Para surpresa de muitos, ou talvez não, a Academia Sueca anunciou, hoje, 13 de outubro, que o Nobel de Literatura de 2016 foi para o cantor e compositor norte-americano Bob Dylan. A justificação é que o agraciado tem "criado novas expressões poéticas dentro da grande tradicional canção americana".
Os seus poemas podem ser comparados aos poetas gregos Homero e Safo. "Eles faziam poesia para ser ouvida e para ser apresentada com instrumentos. Nós lemos Homero e Safo e gostamos até hoje. É o mesmo com Dylan. Ele pode ser lido, deve ser lido, e é um grande poeta da língua inglesa. E ele faz isso, reinventando-se constantemente", revelou a porta-voz da atribuição do Prémio.
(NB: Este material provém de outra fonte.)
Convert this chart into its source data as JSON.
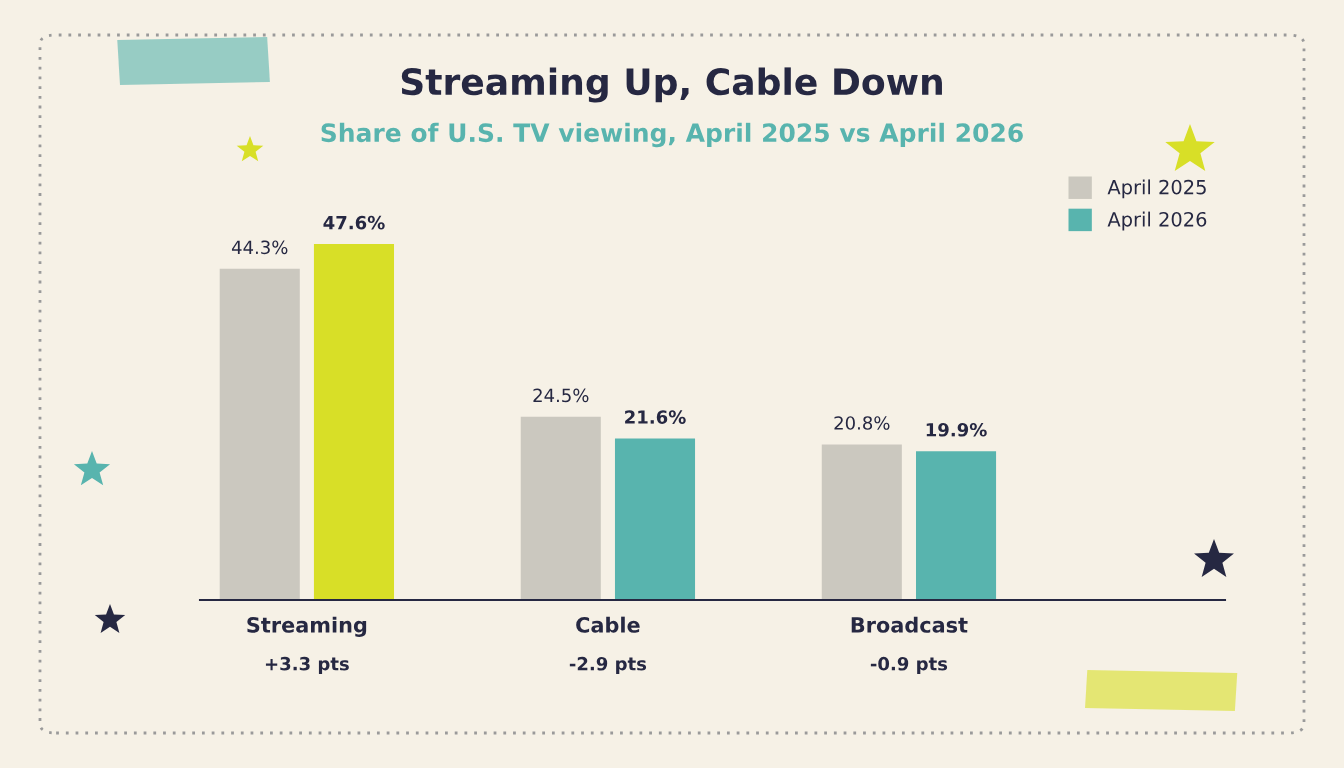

Além de músico e pintor, Dylan tem também 30 livros publicados. É autor, entre eles, do livro "Tarântula", uma coletânea de poesias publicada em 1966, também em português. "Se uma pessoa quer começar a escutar ou ler (Dylan) deveria começar com "Blonde on Blonde", o disco de 1966, que tem vários clássicos e é um exemplo extraordinário do seu dom para fazer rimas, posicionar os refrãos e o seu pensamento em imagens", considerou ainda a Academia Sueca.
O Prémio traduz-se num valor monetário de 8 milhões de coroas suecas (822 mil euros) e uma medalha, que serão entregues numa cerimónia marcada para o próximo dia 10 de dezembro. Dylan, que completou 75 anos em maio, já ganhou dez prémios Grammy, um Óscar e o Príncipe das Astúrias das Artes em 2007.
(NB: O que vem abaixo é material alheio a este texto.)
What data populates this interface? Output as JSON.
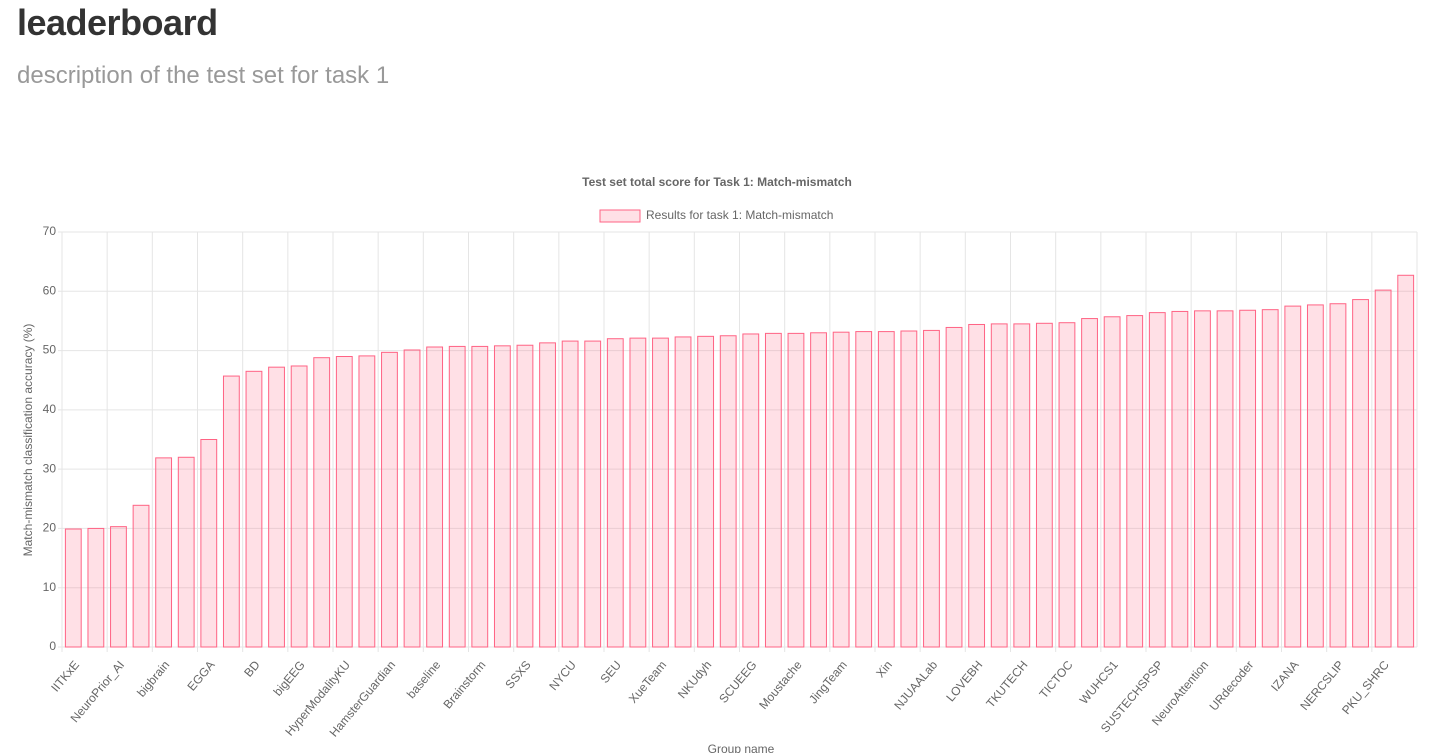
{
  "header": {
    "title": "leaderboard",
    "description": "description of the test set for task 1"
  },
  "chart_data": {
    "type": "bar",
    "title": "Test set total score for Task 1: Match-mismatch",
    "xlabel": "Group name",
    "ylabel": "Match-mismatch classification accuracy (%)",
    "categories": [
      "IITKxE",
      null,
      "NeuroPrior_AI",
      null,
      "bigbrain",
      null,
      "EGGA",
      null,
      "BD",
      null,
      "bigEEG",
      null,
      "HyperModalityKU",
      null,
      "HamsterGuardian",
      null,
      "baseline",
      null,
      "Brainstorm",
      null,
      "SSXS",
      null,
      "NYCU",
      null,
      "SEU",
      null,
      "XueTeam",
      null,
      "NKUdyh",
      null,
      "SCUEEG",
      null,
      "Moustache",
      null,
      "JingTeam",
      null,
      "Xin",
      null,
      "NJUAALab",
      null,
      "LOVEBH",
      null,
      "TKUTECH",
      null,
      "TICTOC",
      null,
      "WUHCS1",
      null,
      "SUSTECHSPSP",
      null,
      "NeuroAttention",
      null,
      "URdecoder",
      null,
      "IZANA",
      null,
      "NERCSLIP",
      null,
      "PKU_SHRC",
      null
    ],
    "series": [
      {
        "name": "Results for task 1: Match-mismatch",
        "color": "#ff6384",
        "values": [
          19.9,
          20.0,
          20.3,
          23.9,
          31.9,
          32.0,
          35.0,
          45.7,
          46.5,
          47.2,
          47.4,
          48.8,
          49.0,
          49.1,
          49.7,
          50.1,
          50.6,
          50.7,
          50.7,
          50.8,
          50.9,
          51.3,
          51.6,
          51.6,
          52.0,
          52.1,
          52.1,
          52.3,
          52.4,
          52.5,
          52.8,
          52.9,
          52.9,
          53.0,
          53.1,
          53.2,
          53.2,
          53.3,
          53.4,
          53.9,
          54.4,
          54.5,
          54.5,
          54.6,
          54.7,
          55.4,
          55.7,
          55.9,
          56.4,
          56.6,
          56.7,
          56.7,
          56.8,
          56.9,
          57.5,
          57.7,
          57.9,
          58.6,
          60.2,
          62.7
        ]
      }
    ],
    "ylim": [
      0,
      70
    ],
    "yticks": [
      0,
      10,
      20,
      30,
      40,
      50,
      60,
      70
    ],
    "grid": true
  }
}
No ano de 2004, foi eleito pela revista norte-americana "Rolling Stone" o segundo melhor artista de todos os tempos, atrás dos Beatles. O verdadeiro nome de Bob Dylan é Robert Allen Zimmerman, nasceu no Estado de Minnesota e descende de uma família de imigrantes judeus-russos. Começou cedo a pertencer a bandas e, com o tempo, a sua paixão pela música centrou-se no "folk" e nos "blues".
Entre os favoritos para o Nobel da Literatura deste ano estavam: o escritor japonês Haruki Murakami, o poeta sírio Adonis, o escritor queniano Ngugi wa Thiong'o, e autores americanos mundialmente reconhecidos como Don DeLillo, Philip Roth e Joyce Carol Oates.

Outros nomes, referidos todos os anos, foram os do português António Lobo Antunes, do britânico Salman Rushdie, o do albanês Ismail Kadaré, do israelita David Grossman, do francês Milan Kundera e o dramaturgo norueguês Jon Fosse. José Saramago recebeu o Prémio Nobel de Literatura em 1998. No ano passado a vencedora foi a jornalista e escritora bielorussa Svetlana Alexievitch.
Com esta atribuição a Bob Dylan (um sénior e principalmente um cantor de fama mundial) bem pode dizer-se que "muita coisa está a mudar" no reino da Academia Sueca.

A verdadeira literatura tem muitas expressões e, segundo os decisores, não é exclusiva apenas de livros, como era tradição desde o início do século XX, altura em que os prémios Nobel foram criados por vontade do industrial químico e milionário sueco Alfred Nobel (1833-1896).